Arrêté à Bruxelles le 23 février, Chelahfi est réclamé par les Pays-Bas

GRAND BANDITISME BRUXELLES La nuit du 28 au 29 juin 2011, la capitale des Pays-Bas était secouée par un braquage sans précédent. Une dizaine de malfrats encagoulés et vêtus de gilets pare-balles avaient assailli le siège du très fameux transporteur de fonds Brink’s d’Amsterdam et avec les grands moyens, à la manière d’un commando.

Ils étaient munis d’armes de guerre, des kalachnikovs pour changer, et ils avaient immédiatement attaqué le bâtiment avec des explosifs. La porte d’entrée avait rapidement volé en éclats. Ils ont encore déblayé le passage avec des masses et des pinces-monseigneurs.

Tout le personnel de la Brink’s avait préféré prendre la poudre d’escampette. L’audace des truands ne s’était pas arrêtée là. Des complices avaient érigé des obstacles devant les parcs de voitures de plusieurs commissariats proches, afin de retarder l’arrivée des forces de police.

Quelques malfrats patrouillaient dans la rue aussi, kalachnikov à l’épaule pour prévenir toute intervention policière pendant que leurs comparses chargeaient des sacs de liasses de billets. Le montant du hold-up n’a jamais été communiqué.

Quand un premier véhicule de police est arrivé à proximité, il a été immédiatement ciblé par des tirs en rafale. Les agents avaient préféré faire demi-tour. Leur forfait accompli, les gangsters avaient fui dans deux puissantes Audi.

Mais, sur l’autoroute, l’un des deux véhicules avait provoqué un accident et avait pris feu.

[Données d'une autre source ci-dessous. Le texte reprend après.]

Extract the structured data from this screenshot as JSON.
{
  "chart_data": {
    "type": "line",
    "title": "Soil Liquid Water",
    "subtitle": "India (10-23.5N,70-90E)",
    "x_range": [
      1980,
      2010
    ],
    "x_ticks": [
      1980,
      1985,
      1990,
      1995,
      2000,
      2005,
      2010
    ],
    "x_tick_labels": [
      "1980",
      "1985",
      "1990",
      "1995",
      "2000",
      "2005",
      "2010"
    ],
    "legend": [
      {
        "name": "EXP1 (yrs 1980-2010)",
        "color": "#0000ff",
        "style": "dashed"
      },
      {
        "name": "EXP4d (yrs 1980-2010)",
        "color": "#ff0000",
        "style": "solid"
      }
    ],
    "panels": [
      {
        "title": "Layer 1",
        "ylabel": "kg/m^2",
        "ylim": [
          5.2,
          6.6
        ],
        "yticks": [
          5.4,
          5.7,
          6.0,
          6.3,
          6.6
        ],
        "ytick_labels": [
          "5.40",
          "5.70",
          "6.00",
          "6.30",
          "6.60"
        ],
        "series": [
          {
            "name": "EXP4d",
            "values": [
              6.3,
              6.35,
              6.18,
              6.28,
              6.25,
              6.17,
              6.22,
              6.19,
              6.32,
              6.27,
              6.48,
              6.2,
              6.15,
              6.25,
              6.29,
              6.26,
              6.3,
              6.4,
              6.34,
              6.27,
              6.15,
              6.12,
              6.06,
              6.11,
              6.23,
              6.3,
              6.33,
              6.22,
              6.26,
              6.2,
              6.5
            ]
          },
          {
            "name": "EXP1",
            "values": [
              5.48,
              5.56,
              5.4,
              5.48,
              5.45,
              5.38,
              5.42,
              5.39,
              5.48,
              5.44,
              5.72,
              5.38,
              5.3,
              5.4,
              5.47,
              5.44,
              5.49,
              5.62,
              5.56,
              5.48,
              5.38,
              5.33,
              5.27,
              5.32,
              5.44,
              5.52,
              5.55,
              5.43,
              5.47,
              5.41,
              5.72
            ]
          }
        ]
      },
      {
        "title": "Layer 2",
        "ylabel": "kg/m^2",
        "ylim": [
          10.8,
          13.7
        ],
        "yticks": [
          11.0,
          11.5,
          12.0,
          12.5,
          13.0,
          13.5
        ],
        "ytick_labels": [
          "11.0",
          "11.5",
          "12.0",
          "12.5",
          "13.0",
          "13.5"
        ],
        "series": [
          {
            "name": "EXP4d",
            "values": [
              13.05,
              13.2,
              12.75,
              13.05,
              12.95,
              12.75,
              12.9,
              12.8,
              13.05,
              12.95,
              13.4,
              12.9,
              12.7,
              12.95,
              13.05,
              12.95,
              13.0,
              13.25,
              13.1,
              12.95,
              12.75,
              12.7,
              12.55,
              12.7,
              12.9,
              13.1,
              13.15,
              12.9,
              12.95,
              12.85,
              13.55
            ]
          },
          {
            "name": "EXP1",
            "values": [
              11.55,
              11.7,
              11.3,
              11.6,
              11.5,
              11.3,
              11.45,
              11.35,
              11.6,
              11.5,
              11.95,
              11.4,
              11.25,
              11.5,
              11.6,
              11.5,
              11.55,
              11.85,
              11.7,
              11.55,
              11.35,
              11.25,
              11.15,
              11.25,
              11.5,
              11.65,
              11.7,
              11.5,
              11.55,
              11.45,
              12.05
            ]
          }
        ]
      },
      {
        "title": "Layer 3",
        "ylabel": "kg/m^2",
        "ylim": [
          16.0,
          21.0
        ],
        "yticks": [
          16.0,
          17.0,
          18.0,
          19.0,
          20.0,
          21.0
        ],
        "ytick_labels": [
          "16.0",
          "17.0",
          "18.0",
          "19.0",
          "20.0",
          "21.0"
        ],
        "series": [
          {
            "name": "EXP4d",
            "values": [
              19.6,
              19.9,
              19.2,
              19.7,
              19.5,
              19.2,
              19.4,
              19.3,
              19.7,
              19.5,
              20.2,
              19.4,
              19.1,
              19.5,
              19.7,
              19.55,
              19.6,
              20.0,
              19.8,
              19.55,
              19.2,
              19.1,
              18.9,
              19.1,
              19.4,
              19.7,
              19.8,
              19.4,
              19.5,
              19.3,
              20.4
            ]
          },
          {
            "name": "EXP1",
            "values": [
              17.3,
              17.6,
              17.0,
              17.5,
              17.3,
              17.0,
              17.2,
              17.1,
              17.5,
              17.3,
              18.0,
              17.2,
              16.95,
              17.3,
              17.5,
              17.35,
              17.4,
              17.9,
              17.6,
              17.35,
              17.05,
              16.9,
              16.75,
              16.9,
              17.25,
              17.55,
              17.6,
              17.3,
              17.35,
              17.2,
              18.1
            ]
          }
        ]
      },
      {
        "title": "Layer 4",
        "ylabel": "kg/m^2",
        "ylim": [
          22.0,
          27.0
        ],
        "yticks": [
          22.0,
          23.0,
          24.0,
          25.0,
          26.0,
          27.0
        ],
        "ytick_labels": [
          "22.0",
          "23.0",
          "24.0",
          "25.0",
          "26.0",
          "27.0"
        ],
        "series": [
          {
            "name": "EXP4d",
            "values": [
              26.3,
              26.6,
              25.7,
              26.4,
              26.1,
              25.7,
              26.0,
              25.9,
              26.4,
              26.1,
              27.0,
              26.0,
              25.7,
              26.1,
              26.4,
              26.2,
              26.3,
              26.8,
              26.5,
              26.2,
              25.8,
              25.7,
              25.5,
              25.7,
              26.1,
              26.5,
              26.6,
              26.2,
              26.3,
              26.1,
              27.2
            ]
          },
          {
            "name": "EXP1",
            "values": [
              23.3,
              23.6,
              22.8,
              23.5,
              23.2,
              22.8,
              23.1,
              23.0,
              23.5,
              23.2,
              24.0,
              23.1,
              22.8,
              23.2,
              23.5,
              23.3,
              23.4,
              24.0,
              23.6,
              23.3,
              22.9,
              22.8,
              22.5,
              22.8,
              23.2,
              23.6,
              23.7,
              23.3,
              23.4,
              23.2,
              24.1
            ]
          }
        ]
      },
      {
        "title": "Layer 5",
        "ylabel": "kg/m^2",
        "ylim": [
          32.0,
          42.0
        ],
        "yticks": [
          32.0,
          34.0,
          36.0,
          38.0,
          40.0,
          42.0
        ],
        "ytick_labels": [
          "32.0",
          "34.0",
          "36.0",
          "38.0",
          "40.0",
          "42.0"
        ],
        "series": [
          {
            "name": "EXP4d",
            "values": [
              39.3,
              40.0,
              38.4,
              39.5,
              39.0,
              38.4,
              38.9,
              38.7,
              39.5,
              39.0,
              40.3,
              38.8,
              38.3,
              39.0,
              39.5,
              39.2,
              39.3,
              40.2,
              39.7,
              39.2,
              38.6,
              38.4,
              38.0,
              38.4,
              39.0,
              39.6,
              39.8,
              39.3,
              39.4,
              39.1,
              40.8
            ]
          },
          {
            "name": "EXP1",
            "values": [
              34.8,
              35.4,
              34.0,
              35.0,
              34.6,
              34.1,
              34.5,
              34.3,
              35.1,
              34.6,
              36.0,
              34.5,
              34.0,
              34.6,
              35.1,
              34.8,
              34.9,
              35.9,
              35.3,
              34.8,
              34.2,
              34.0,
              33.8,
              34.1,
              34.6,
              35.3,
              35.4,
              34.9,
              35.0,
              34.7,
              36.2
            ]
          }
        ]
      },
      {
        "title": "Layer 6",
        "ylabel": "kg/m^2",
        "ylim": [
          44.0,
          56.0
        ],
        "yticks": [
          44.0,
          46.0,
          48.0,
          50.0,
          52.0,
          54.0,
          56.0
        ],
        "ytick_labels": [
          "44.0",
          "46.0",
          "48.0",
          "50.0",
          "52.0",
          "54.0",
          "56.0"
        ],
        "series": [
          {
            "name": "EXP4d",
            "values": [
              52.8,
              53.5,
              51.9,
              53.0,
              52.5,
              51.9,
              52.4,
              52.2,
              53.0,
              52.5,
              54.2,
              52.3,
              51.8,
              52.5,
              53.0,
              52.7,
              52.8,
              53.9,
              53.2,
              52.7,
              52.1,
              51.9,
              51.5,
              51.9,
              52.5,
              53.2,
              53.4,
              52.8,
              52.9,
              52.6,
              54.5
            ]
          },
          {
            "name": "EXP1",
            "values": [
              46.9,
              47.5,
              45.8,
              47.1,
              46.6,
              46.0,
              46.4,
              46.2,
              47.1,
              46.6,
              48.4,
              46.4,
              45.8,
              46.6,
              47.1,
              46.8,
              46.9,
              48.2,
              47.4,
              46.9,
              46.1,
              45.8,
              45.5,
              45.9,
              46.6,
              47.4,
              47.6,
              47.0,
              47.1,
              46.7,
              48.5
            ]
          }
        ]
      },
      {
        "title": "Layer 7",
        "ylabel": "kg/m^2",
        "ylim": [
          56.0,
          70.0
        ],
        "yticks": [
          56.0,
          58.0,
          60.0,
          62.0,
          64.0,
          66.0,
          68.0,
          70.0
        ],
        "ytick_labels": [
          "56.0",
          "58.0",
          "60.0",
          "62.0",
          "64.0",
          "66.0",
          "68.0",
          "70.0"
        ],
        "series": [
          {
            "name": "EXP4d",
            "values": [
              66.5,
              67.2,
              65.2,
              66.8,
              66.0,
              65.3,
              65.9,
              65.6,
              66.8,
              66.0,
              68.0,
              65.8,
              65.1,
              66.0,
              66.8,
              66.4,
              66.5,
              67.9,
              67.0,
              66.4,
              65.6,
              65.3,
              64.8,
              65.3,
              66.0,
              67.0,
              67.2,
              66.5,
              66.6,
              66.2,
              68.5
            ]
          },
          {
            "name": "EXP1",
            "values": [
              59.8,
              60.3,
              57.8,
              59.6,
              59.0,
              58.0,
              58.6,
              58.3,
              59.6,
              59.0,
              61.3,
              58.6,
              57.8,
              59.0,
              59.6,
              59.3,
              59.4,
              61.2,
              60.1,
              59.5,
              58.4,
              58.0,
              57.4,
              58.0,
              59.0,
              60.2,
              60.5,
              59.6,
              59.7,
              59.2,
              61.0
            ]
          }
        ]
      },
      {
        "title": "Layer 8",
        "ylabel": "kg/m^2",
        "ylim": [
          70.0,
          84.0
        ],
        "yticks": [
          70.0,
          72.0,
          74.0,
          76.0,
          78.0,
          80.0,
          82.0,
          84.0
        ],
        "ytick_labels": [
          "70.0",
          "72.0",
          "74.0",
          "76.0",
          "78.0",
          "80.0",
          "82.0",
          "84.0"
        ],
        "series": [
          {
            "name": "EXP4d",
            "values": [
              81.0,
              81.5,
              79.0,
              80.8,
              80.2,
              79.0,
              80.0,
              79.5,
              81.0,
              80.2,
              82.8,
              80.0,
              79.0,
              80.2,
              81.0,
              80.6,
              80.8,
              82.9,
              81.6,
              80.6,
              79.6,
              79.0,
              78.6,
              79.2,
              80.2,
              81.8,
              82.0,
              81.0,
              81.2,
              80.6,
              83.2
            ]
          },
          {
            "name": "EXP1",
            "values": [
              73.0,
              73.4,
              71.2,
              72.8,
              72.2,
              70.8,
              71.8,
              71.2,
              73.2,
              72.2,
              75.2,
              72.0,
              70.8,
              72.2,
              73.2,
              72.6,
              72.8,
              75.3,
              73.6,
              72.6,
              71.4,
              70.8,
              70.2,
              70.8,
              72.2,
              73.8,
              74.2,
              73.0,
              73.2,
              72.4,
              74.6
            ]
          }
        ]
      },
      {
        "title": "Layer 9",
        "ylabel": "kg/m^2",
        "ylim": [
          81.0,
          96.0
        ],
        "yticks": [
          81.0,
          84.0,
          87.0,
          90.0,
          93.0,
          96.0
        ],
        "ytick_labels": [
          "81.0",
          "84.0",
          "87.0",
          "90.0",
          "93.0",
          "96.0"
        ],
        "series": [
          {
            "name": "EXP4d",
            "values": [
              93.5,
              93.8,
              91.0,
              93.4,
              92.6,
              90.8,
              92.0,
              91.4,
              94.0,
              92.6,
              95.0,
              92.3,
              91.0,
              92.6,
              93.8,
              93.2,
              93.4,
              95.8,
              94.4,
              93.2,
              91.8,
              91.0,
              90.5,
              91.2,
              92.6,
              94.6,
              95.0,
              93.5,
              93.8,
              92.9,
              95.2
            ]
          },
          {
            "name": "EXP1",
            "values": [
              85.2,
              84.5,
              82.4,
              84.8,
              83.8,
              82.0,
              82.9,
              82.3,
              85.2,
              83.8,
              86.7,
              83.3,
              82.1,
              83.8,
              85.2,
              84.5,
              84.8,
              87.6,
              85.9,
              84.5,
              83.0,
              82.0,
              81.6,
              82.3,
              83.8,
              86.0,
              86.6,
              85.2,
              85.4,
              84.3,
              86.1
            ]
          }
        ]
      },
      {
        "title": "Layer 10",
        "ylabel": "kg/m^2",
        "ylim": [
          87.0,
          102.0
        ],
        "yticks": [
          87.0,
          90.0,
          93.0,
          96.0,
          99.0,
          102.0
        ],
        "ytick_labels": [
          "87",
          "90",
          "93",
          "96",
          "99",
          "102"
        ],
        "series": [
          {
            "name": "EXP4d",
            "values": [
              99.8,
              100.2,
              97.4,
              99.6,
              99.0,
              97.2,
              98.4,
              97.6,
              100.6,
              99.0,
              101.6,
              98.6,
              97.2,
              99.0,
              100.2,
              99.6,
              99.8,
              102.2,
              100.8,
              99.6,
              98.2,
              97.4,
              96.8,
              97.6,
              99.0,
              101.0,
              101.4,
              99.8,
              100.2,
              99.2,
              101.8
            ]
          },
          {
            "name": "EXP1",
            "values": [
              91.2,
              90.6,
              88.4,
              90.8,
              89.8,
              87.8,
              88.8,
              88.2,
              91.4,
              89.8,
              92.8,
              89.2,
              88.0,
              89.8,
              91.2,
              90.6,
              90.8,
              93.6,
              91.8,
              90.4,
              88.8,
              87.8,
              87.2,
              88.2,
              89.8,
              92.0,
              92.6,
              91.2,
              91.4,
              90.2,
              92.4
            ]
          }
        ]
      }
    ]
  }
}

Des témoins, qui ignoraient tout de l’affaire, s’étaient précipités à leur secours mais eux aussi ont été accueillis par des rafales de kalachnikovs. Une Hyundai sera car-jackée.

Par miracle, il n’y eut ni mort ni blessé au cours de cette opération. Mais cette sauvagerie peu commune dans le chef de malfaiteurs n’est pas sans rappeler la dizaine de braquages à l’explosif et à l’arme lourde perpétrés en France en 2011. Quatre suspects pour ceux-ci ont d’ailleurs été arrêtés à Bruxelles.

Et c’est dans notre capitale aussi, à Saint-Gilles plus précisément, qu’un certain Chelahfi a été interpellé le 23 février dernier. La Hyundai avait été abandonnée en région bruxelloise.

Deux plaques utilisées par les malfrats y avaient été volées. Chelahfi nie tout mais les Pays-Bas, qui avaient décerné un mandat d’arrêt européen, le réclament. Il avait déjà des antécédents en Belgique. Il a comparu hier matin devant la chambre du conseil qui doit statuer sur la demande d’extradition.

Jean-Pierre De Staercke

Des truands lourdement armés s’étaient attaqué au siège de la Brinks. d.r.